Black Friday is here, with retailers and bargain hunters alike gearing up for the biggest shopping event in the calendar. But the big question is how will consumers pay for their discounted goods this year?
When Apple Pay was first launched in the UK in July 2015, mobile payments were hailed as the next big innovation set to transform the retail sector. However, a year on and adoption rates have been much slower than expected. According to recent research, only 17 per cent of UK consumers have used Apple Pay – and only 2 per cent use the service on a regular basis. In fact, last Black Friday, Apple Pay usage was at its lowest ever rate, accounting for only 2.7 per cent of eligible transactions.
But it’s not time to write mobile wallets off just yet. The use of mobile payments is actually on the rise and experts believe that adoption rates are set to soar – particularly with new players entering the market, such as Android Pay, which was launched in May this year, and Samsung Pay, which is expected to be launched later this year. According to eMarketer, mobile payments are expected to be worth $27 billion by the end of the year. And by 2018, Gartner predicts that more than half of consumers will be making payments via their smartphones or wearable devices.

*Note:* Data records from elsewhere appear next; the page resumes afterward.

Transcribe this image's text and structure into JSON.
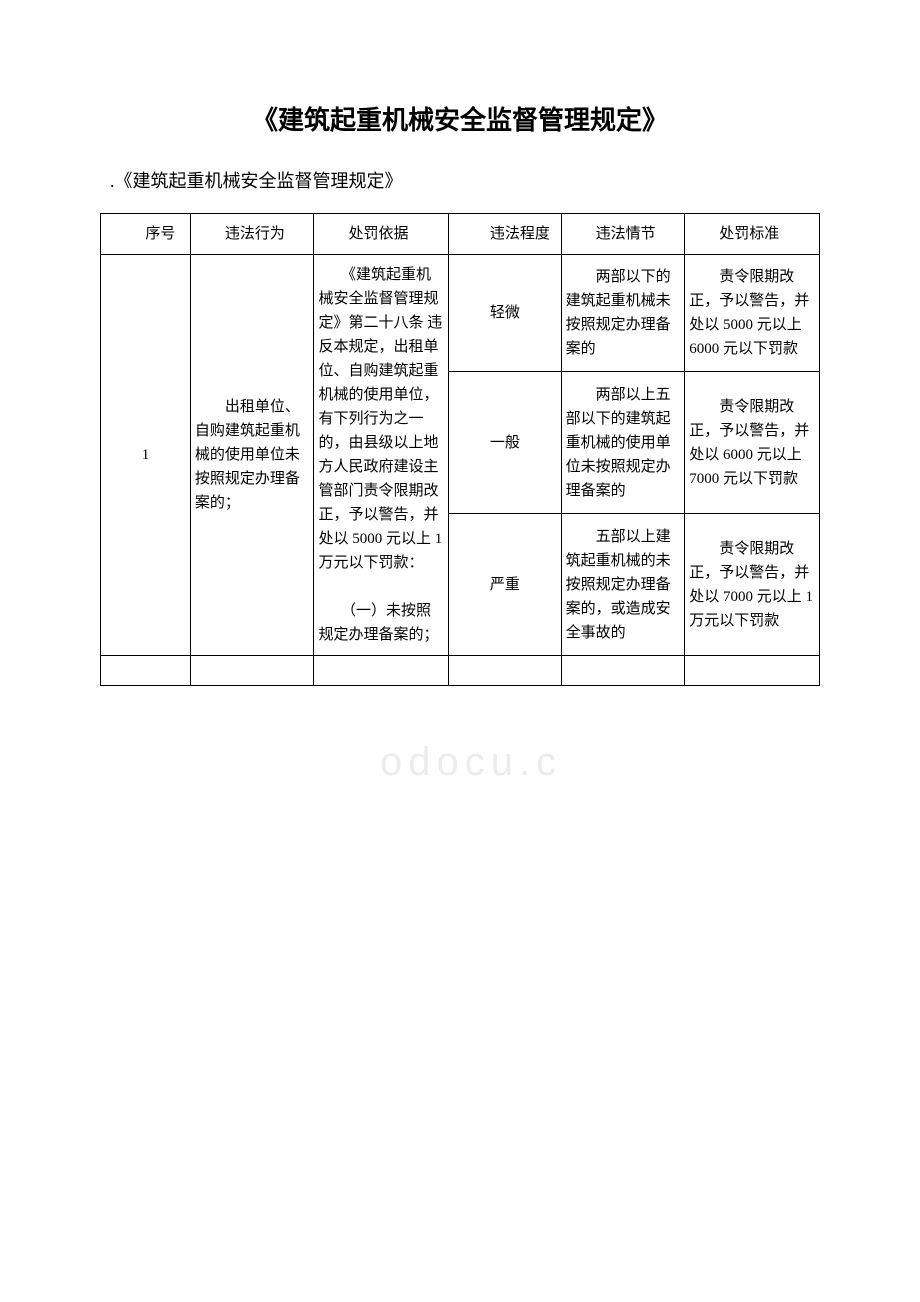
{
  "title": "《建筑起重机械安全监督管理规定》",
  "subtitle": ".《建筑起重机械安全监督管理规定》",
  "watermark": "odocu.c",
  "headers": {
    "seq": "序号",
    "behavior": "违法行为",
    "basis": "处罚依据",
    "degree": "违法程度",
    "circ": "违法情节",
    "standard": "处罚标准"
  },
  "row1": {
    "seq": "1",
    "behavior": "　　出租单位、自购建筑起重机械的使用单位未按照规定办理备案的；",
    "basis": "　　《建筑起重机械安全监督管理规定》第二十八条 违反本规定，出租单位、自购建筑起重机械的使用单位，有下列行为之一的，由县级以上地方人民政府建设主管部门责令限期改正，予以警告，并处以 5000 元以上 1 万元以下罚款：\n\n　　（一）未按照规定办理备案的；",
    "levels": {
      "minor": {
        "degree": "轻微",
        "circ": "　　两部以下的建筑起重机械未按照规定办理备案的",
        "standard": "　　责令限期改正，予以警告，并处以 5000 元以上 6000 元以下罚款"
      },
      "normal": {
        "degree": "一般",
        "circ": "　　两部以上五部以下的建筑起重机械的使用单位未按照规定办理备案的",
        "standard": "　　责令限期改正，予以警告，并处以 6000 元以上 7000 元以下罚款"
      },
      "severe": {
        "degree": "严重",
        "circ": "　　五部以上建筑起重机械的未按照规定办理备案的，或造成安全事故的",
        "standard": "　　责令限期改正，予以警告，并处以 7000 元以上 1 万元以下罚款"
      }
    }
  }
}
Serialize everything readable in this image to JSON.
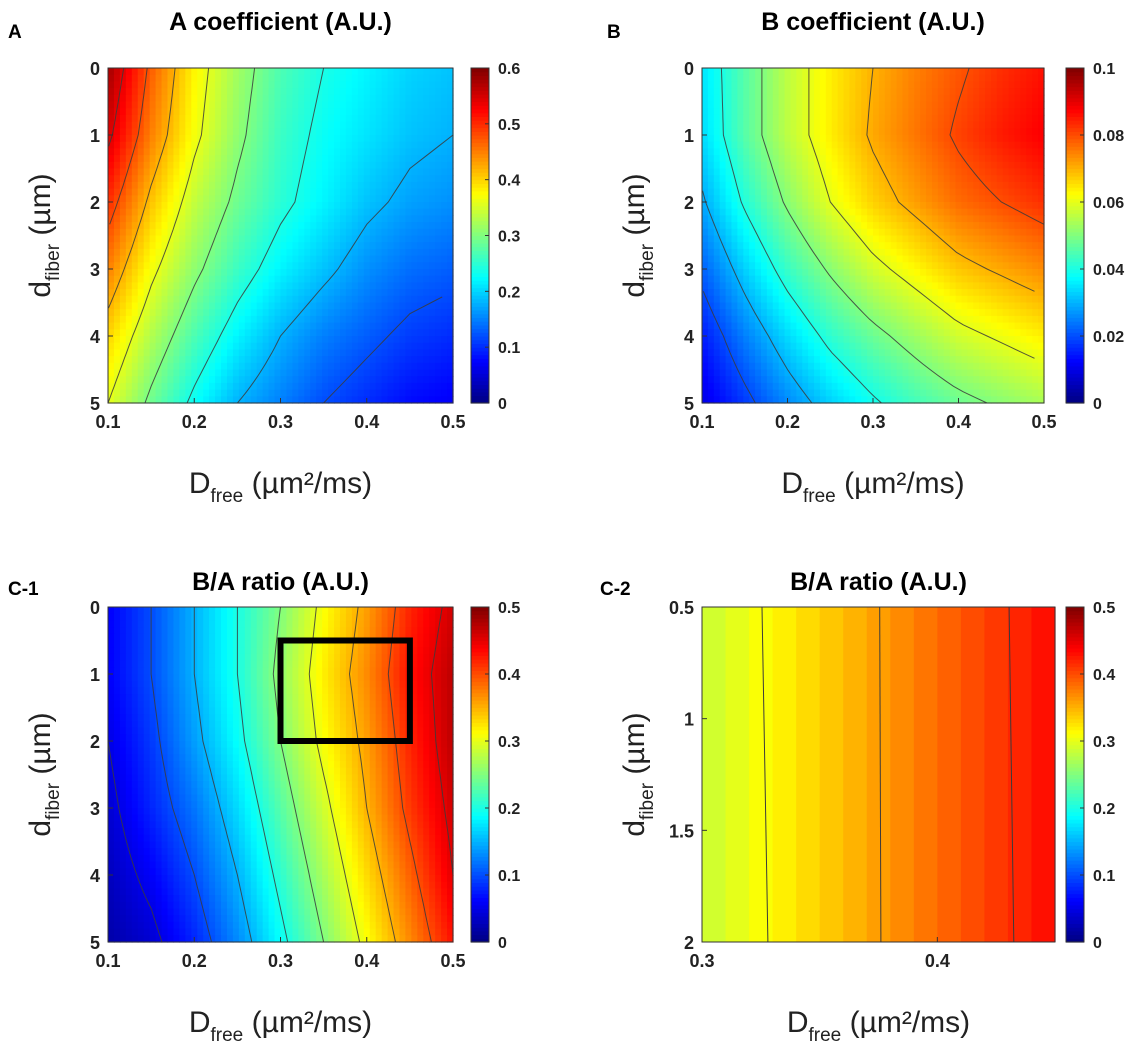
{
  "chart_data": [
    {
      "panel_label": "A",
      "type": "heatmap",
      "title": "A coefficient (A.U.)",
      "xlabel": "D",
      "xlabel_sub": "free",
      "xlabel_unit": "(µm²/ms)",
      "ylabel": "d",
      "ylabel_sub": "fiber",
      "ylabel_unit": "(µm)",
      "xlim": [
        0.1,
        0.5
      ],
      "ylim": [
        0,
        5
      ],
      "y_reversed": true,
      "xticks": [
        "0.1",
        "0.2",
        "0.3",
        "0.4",
        "0.5"
      ],
      "yticks": [
        "0",
        "1",
        "2",
        "3",
        "4",
        "5"
      ],
      "clim": [
        0,
        0.6
      ],
      "cticks": [
        "0",
        "0.1",
        "0.2",
        "0.3",
        "0.4",
        "0.5",
        "0.6"
      ],
      "colormap": "jet",
      "contour_lines": true,
      "value_grid_note": "rows = d_fiber 0..5 step 1, cols = D_free 0.1..0.5 step 0.05",
      "values": [
        [
          0.58,
          0.47,
          0.38,
          0.32,
          0.27,
          0.24,
          0.22,
          0.2,
          0.19
        ],
        [
          0.55,
          0.45,
          0.37,
          0.31,
          0.26,
          0.23,
          0.21,
          0.19,
          0.18
        ],
        [
          0.5,
          0.41,
          0.34,
          0.29,
          0.25,
          0.22,
          0.19,
          0.17,
          0.16
        ],
        [
          0.45,
          0.37,
          0.31,
          0.26,
          0.22,
          0.19,
          0.16,
          0.14,
          0.13
        ],
        [
          0.4,
          0.33,
          0.27,
          0.22,
          0.18,
          0.15,
          0.13,
          0.11,
          0.1
        ],
        [
          0.36,
          0.29,
          0.23,
          0.18,
          0.15,
          0.12,
          0.1,
          0.08,
          0.07
        ]
      ]
    },
    {
      "panel_label": "B",
      "type": "heatmap",
      "title": "B coefficient (A.U.)",
      "xlabel": "D",
      "xlabel_sub": "free",
      "xlabel_unit": "(µm²/ms)",
      "ylabel": "d",
      "ylabel_sub": "fiber",
      "ylabel_unit": "(µm)",
      "xlim": [
        0.1,
        0.5
      ],
      "ylim": [
        0,
        5
      ],
      "y_reversed": true,
      "xticks": [
        "0.1",
        "0.2",
        "0.3",
        "0.4",
        "0.5"
      ],
      "yticks": [
        "0",
        "1",
        "2",
        "3",
        "4",
        "5"
      ],
      "clim": [
        0,
        0.1
      ],
      "cticks": [
        "0",
        "0.02",
        "0.04",
        "0.06",
        "0.08",
        "0.1"
      ],
      "colormap": "jet",
      "contour_lines": true,
      "value_grid_note": "rows = d_fiber 0..5 step 1, cols = D_free 0.1..0.5 step 0.05",
      "values": [
        [
          0.035,
          0.046,
          0.056,
          0.064,
          0.07,
          0.075,
          0.079,
          0.083,
          0.086
        ],
        [
          0.034,
          0.046,
          0.056,
          0.064,
          0.071,
          0.076,
          0.081,
          0.085,
          0.088
        ],
        [
          0.029,
          0.041,
          0.051,
          0.06,
          0.067,
          0.072,
          0.077,
          0.08,
          0.083
        ],
        [
          0.022,
          0.033,
          0.043,
          0.051,
          0.058,
          0.063,
          0.068,
          0.071,
          0.074
        ],
        [
          0.015,
          0.025,
          0.034,
          0.042,
          0.048,
          0.053,
          0.058,
          0.061,
          0.064
        ],
        [
          0.01,
          0.018,
          0.026,
          0.033,
          0.039,
          0.044,
          0.048,
          0.051,
          0.054
        ]
      ]
    },
    {
      "panel_label": "C-1",
      "type": "heatmap",
      "title": "B/A ratio (A.U.)",
      "xlabel": "D",
      "xlabel_sub": "free",
      "xlabel_unit": "(µm²/ms)",
      "ylabel": "d",
      "ylabel_sub": "fiber",
      "ylabel_unit": "(µm)",
      "xlim": [
        0.1,
        0.5
      ],
      "ylim": [
        0,
        5
      ],
      "y_reversed": true,
      "xticks": [
        "0.1",
        "0.2",
        "0.3",
        "0.4",
        "0.5"
      ],
      "yticks": [
        "0",
        "1",
        "2",
        "3",
        "4",
        "5"
      ],
      "clim": [
        0,
        0.5
      ],
      "cticks": [
        "0",
        "0.1",
        "0.2",
        "0.3",
        "0.4",
        "0.5"
      ],
      "colormap": "jet",
      "contour_lines": true,
      "highlight_box": {
        "x": [
          0.3,
          0.45
        ],
        "y": [
          0.5,
          2
        ]
      },
      "value_grid_note": "rows = d_fiber 0..5 step 1, cols = D_free 0.1..0.5 step 0.05",
      "values": [
        [
          0.06,
          0.1,
          0.15,
          0.2,
          0.25,
          0.31,
          0.36,
          0.42,
          0.46
        ],
        [
          0.06,
          0.1,
          0.15,
          0.2,
          0.26,
          0.32,
          0.37,
          0.43,
          0.47
        ],
        [
          0.05,
          0.09,
          0.14,
          0.19,
          0.25,
          0.31,
          0.36,
          0.42,
          0.47
        ],
        [
          0.04,
          0.08,
          0.12,
          0.17,
          0.23,
          0.29,
          0.35,
          0.41,
          0.46
        ],
        [
          0.03,
          0.06,
          0.1,
          0.15,
          0.21,
          0.27,
          0.33,
          0.39,
          0.45
        ],
        [
          0.02,
          0.04,
          0.08,
          0.13,
          0.19,
          0.25,
          0.31,
          0.37,
          0.43
        ]
      ]
    },
    {
      "panel_label": "C-2",
      "type": "heatmap",
      "title": "B/A ratio (A.U.)",
      "xlabel": "D",
      "xlabel_sub": "free",
      "xlabel_unit": "(µm²/ms)",
      "ylabel": "d",
      "ylabel_sub": "fiber",
      "ylabel_unit": "(µm)",
      "xlim": [
        0.3,
        0.45
      ],
      "ylim": [
        0.5,
        2
      ],
      "y_reversed": true,
      "xticks": [
        "0.3",
        "0.4"
      ],
      "yticks": [
        "0.5",
        "1",
        "1.5",
        "2"
      ],
      "clim": [
        0,
        0.5
      ],
      "cticks": [
        "0",
        "0.1",
        "0.2",
        "0.3",
        "0.4",
        "0.5"
      ],
      "colormap": "jet",
      "contour_lines": true,
      "x_bands": [
        0.3,
        0.31,
        0.32,
        0.33,
        0.34,
        0.35,
        0.36,
        0.37,
        0.38,
        0.39,
        0.4,
        0.41,
        0.42,
        0.43,
        0.44
      ],
      "band_values": [
        0.29,
        0.3,
        0.31,
        0.32,
        0.33,
        0.34,
        0.35,
        0.36,
        0.37,
        0.38,
        0.39,
        0.4,
        0.41,
        0.42,
        0.43
      ]
    }
  ]
}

So, with Black Friday upon us and shoppers expected to splurge around £5 billion, could we see a surge in mobile payments this year, compared to 2015?
What will encourage consumers to use mobile wallets this Black Friday?
Making payments on a smartphone or wearable device is an extremely quick and simple method of completing transactions. Users of Apple Pay and Android Pay can simply hold their devices up to the payment terminal, tap a button or enter a pin, and the purchase is complete. It’s as simple as that. There’s no need to carry cash or a wallet full of cards, just the phone that most people carry around in their pockets every day.
For Black Friday, this means purchases can be made quicker, potentially reducing those extremely long queues and making for a more streamlined shopping experience. Not only this, but using mobile payments is a much more secure way of purchasing items, compared to using a credit card. That’s because the payment information entered on to the smartphone is encrypted and isn’t stored on the phone, so even if the device is lost or stolen, the data can’t be accessed.
Also, this information isn’t shared with any retailers when transactions are made, so again the user’s details are securely protected. During extremely busy periods like Black Friday, leaving credit cards at home and paying with a smartphone is a wise choice, as it prevents private information from being stolen and used to commit fraud or cybercrime.
What are the potential barriers to this payment method?
Currently there are a number of downsides holding mobile wallets back from being the preferred method of payment. These issues have largely contributed to the slow adoption rates we’ve seen so far, since Apple Pay was launched.
One of the main problems that may affect how many people use their smartphones this Black Friday is the payment limit, which restricts users to purchases below £30. A large majority of items bought on Black Friday are likely to be over this limit, with shoppers hunting out the best deals on the latest gadgets and luxury items. So, mobile wallets might not be the most appropriate method of payment on 25 November, possibly resulting in similar low usage figures seen in 2015.
As Apple Pay only works with the iPhone 6, 6S, SE and ‘Plus’ models, mobile wallets are also not an option for shoppers with older handsets. The same goes for Android Pay, which is only available on the latest Android phones. Those who have not yet upgraded to the newest handsets will be unable to use the mobile payment function, which will significantly restrict the number of people eligible to pay with their smartphones on Black Friday.
It’s also important to bear in mind that payment habits also need to change in order for more people to start making purchases with their smartphone. When contactless cards were first introduced in 2008, it was a case of encouraging people to change their paying behaviours. Only now are we really seeing a significant growth in the number of people opting to use the contactless function, rather than choosing to enter their chip and pin. As such, people need tobe given time to come around to mobile payments – consumers are used to paying with their credit cards, so change is not going to happen overnight.
It’s clear that mobile wallets still have some way to go before we see them truly disrupting the world of contactless payments. But all of this could change over the next few years. It will be interesting to see the user statistics from Black Friday to determine whether mobile payments are likely to take off in the near future as predicted.
We think that mobile payments do have the potential to innovate our purchasing methods, but only time will tell for certain.